The cold-start SFT is necessary: direct RL training results in a success rate below 5% for generating correctly formatted outputs.

Highlights & Insights¶

The combination of SSL and RLVR is the primary contribution. SSL pretext tasks naturally provide deterministic and verifiable answers, perfectly aligning with the verifiable reward requirement of RLVR. This insight may inspire a substantial body of follow-up work extending other SSL tasks to LVLM post-training.
The complementary design of five tasks covers the full hierarchy from 2D layout to 3D spatial relations: patch reordering (global layout) → flip recognition (local orientation) → inpainting (texture consistency) → depth ordering (3D depth) → 3D position (egocentric coordinate transformation).
The ingenuity of distractor design: in the inpainting task, distractors consisting of rotated versions, interior sub-regions, and exterior expanded regions prevent the model from exploiting low-level features.
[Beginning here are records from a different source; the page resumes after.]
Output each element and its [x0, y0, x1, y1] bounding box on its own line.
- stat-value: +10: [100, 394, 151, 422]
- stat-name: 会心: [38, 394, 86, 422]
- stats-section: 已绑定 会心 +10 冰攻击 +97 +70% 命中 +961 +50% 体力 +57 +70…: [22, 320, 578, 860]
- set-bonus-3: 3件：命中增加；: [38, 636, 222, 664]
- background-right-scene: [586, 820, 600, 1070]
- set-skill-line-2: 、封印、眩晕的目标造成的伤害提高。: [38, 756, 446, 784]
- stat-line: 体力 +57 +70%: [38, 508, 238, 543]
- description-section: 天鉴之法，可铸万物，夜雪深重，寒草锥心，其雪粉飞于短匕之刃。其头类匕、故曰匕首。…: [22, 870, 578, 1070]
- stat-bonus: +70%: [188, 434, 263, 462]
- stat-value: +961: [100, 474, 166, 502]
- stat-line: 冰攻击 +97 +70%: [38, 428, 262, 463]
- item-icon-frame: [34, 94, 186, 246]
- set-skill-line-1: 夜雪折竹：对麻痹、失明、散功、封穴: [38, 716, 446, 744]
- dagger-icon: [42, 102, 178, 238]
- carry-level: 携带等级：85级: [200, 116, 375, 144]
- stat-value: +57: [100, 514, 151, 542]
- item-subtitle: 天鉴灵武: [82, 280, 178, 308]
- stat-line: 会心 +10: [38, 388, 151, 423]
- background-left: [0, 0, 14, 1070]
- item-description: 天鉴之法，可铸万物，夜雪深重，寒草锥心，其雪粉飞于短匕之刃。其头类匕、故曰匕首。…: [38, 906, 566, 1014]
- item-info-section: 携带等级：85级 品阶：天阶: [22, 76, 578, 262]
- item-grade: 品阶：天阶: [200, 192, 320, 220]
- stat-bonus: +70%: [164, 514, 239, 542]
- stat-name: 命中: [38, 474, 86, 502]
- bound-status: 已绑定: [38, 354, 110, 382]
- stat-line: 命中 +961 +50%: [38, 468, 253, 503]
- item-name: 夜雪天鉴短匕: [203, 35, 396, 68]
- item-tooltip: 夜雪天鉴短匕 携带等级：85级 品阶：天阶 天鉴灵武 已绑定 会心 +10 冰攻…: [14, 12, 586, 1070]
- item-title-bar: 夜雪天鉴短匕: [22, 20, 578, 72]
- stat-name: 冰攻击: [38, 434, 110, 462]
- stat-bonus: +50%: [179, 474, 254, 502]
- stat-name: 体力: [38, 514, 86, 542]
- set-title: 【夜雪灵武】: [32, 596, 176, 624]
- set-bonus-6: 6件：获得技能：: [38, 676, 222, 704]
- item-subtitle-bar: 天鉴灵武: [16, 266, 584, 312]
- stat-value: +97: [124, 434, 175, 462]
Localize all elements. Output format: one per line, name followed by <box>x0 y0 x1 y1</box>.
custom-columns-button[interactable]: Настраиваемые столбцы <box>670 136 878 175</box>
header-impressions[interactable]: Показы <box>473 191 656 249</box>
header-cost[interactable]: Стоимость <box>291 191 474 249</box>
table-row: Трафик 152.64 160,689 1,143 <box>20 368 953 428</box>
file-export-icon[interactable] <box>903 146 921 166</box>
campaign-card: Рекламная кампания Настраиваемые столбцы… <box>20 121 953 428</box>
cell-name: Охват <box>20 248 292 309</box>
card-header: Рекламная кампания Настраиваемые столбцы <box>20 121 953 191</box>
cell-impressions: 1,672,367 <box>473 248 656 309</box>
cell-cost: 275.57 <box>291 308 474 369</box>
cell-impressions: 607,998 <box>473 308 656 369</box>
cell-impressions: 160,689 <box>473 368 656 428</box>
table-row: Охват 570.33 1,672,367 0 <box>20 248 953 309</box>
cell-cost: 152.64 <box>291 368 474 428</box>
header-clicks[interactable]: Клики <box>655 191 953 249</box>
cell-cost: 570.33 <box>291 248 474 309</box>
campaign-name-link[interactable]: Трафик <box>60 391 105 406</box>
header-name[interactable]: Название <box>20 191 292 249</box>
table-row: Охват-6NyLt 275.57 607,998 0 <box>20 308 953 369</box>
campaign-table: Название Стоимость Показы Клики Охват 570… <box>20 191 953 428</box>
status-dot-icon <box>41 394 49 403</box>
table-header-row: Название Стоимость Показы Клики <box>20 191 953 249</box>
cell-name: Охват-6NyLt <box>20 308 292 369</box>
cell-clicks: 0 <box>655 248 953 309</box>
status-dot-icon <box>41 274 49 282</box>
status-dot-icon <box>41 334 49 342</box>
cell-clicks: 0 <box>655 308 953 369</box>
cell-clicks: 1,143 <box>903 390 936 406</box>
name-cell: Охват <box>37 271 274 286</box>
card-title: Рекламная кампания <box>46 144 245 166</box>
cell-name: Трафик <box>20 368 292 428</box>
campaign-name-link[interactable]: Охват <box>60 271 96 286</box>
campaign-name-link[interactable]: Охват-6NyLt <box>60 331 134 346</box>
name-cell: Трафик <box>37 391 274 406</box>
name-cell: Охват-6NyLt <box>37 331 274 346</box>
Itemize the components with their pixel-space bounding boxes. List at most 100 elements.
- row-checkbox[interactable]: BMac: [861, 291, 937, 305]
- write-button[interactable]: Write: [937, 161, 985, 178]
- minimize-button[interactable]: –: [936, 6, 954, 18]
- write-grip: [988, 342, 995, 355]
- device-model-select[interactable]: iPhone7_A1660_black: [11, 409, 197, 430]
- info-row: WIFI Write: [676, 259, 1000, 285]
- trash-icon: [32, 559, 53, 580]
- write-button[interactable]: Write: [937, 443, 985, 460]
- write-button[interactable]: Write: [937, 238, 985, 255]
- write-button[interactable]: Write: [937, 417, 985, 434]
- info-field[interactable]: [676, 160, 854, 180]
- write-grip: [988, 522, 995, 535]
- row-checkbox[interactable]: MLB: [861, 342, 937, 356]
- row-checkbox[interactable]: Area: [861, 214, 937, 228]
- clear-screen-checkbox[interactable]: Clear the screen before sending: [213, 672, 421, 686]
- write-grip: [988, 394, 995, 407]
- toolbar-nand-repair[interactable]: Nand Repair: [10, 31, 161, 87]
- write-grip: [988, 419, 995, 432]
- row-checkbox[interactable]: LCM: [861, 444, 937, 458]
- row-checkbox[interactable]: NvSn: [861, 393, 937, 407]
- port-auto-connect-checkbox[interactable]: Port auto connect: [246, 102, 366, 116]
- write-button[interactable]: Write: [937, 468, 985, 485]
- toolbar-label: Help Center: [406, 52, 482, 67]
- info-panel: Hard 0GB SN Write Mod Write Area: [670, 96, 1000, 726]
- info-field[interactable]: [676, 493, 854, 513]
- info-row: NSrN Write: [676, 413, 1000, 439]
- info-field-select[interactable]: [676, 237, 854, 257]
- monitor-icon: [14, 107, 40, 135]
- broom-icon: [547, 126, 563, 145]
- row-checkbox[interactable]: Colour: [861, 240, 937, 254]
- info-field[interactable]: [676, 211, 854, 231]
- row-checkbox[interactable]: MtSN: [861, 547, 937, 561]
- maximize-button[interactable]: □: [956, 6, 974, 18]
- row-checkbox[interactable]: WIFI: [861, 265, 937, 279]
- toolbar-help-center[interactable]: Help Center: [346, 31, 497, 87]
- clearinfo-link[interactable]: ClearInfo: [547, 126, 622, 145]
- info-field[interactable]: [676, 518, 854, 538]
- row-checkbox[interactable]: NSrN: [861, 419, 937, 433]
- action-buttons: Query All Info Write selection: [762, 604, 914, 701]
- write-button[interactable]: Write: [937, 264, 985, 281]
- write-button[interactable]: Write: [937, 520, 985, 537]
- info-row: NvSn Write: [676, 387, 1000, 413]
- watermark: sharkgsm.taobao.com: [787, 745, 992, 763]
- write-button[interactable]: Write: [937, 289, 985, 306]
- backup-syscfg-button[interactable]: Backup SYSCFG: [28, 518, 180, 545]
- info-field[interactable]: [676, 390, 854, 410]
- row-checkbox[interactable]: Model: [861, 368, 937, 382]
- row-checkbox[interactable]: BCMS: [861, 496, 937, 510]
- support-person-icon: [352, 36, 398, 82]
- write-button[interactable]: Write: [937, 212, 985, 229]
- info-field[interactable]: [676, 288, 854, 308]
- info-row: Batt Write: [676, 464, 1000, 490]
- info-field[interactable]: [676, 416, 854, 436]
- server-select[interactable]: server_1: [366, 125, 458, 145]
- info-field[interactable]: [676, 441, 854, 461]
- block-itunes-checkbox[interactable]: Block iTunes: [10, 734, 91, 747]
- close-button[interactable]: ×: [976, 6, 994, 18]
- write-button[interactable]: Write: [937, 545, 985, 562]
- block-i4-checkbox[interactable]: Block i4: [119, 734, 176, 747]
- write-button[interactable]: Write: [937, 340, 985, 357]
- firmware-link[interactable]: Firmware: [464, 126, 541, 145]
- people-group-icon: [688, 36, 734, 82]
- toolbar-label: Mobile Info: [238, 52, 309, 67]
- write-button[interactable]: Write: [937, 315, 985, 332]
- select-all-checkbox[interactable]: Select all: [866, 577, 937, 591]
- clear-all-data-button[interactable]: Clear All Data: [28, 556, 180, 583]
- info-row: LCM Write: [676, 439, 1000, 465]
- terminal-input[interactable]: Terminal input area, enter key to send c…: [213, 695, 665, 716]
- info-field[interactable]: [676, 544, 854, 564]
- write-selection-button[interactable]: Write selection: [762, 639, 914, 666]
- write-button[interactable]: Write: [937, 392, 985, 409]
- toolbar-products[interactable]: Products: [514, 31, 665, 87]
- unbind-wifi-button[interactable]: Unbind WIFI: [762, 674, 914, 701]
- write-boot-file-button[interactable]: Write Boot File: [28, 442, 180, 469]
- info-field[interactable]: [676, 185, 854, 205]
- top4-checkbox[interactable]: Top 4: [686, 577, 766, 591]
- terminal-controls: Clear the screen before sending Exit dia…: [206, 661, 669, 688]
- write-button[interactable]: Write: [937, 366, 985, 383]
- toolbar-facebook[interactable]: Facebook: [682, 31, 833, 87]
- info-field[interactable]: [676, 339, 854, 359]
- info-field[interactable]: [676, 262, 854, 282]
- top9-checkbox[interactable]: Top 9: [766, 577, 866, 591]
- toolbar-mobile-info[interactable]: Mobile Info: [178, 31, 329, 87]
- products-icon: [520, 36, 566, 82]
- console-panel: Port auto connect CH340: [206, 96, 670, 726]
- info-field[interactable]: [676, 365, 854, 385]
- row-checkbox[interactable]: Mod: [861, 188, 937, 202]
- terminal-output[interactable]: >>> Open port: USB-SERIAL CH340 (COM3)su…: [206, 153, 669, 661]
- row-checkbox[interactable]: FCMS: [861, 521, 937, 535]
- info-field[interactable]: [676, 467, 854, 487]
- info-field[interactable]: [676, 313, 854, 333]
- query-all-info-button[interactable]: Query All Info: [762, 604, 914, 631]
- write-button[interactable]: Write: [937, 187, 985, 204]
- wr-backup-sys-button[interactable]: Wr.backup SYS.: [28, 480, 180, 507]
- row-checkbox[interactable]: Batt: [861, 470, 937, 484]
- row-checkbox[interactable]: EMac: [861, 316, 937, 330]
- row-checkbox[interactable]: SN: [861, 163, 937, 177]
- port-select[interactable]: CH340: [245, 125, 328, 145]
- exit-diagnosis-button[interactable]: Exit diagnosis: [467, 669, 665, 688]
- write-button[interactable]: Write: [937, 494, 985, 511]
Limitations & Future Work¶

The two depth-dependent tasks require RGB-D data, limiting the range of applicable data sources (although depth can be estimated monocularly, this introduces noise).
The relative weighting of the five tasks is not carefully tuned; the current setup uses equal mixing ratios.
Evaluation is conducted only on Qwen2.5-VL and Qwen3-VL; generalization to other LVLM architectures (e.g., LLaVA, InternVL) remains unknown.
While the 81k data scale is already smaller than typical SFT approaches, there is further room to improve RL training efficiency.
Additional SSL tasks could be explored—such as color channel permutation, frequency-domain transformation prediction, and multi-view consistency verification.

vs. SpatialLadder/SpaceR: These methods depend on 3D scan datasets and complex pipelines, whereas Spatial-SSRL requires only standard RGB/RGB-D images with a minimal pipeline. In terms of performance, Spatial-SSRL-7B (56.58) surpasses SpaceR-7B (54.54).
vs. Jigsaw-R1/Visual Jigsaw: These methods share a similar SSL+RL philosophy but cover only the jigsaw task. Spatial-SSRL designs five complementary tasks, achieving more comprehensive spatial understanding improvements.
vs. SSL4RL: Focuses exclusively on 2D tasks, whereas Spatial-SSRL covers both 2D and 3D; the depth-based tasks contribute substantial performance gains.

Rating¶

Novelty: ⭐⭐⭐⭐⭐ The paradigm of using SSL pretext tasks as RLVR rewards is pioneering, and the five-task design is comprehensive.
Experimental Thoroughness: ⭐⭐⭐⭐ Seven benchmarks, three base models, and general capability verification are provided, though ablation studies could be more detailed.
Writing Quality: ⭐⭐⭐⭐⭐ Method motivation is clearly articulated, mathematical formalization of task designs is rigorous, and figures are excellent.
Value: ⭐⭐⭐⭐⭐ Zero annotation, scalable, and naturally compatible with RLVR; opens a new direction for improving spatial understanding in LVLMs.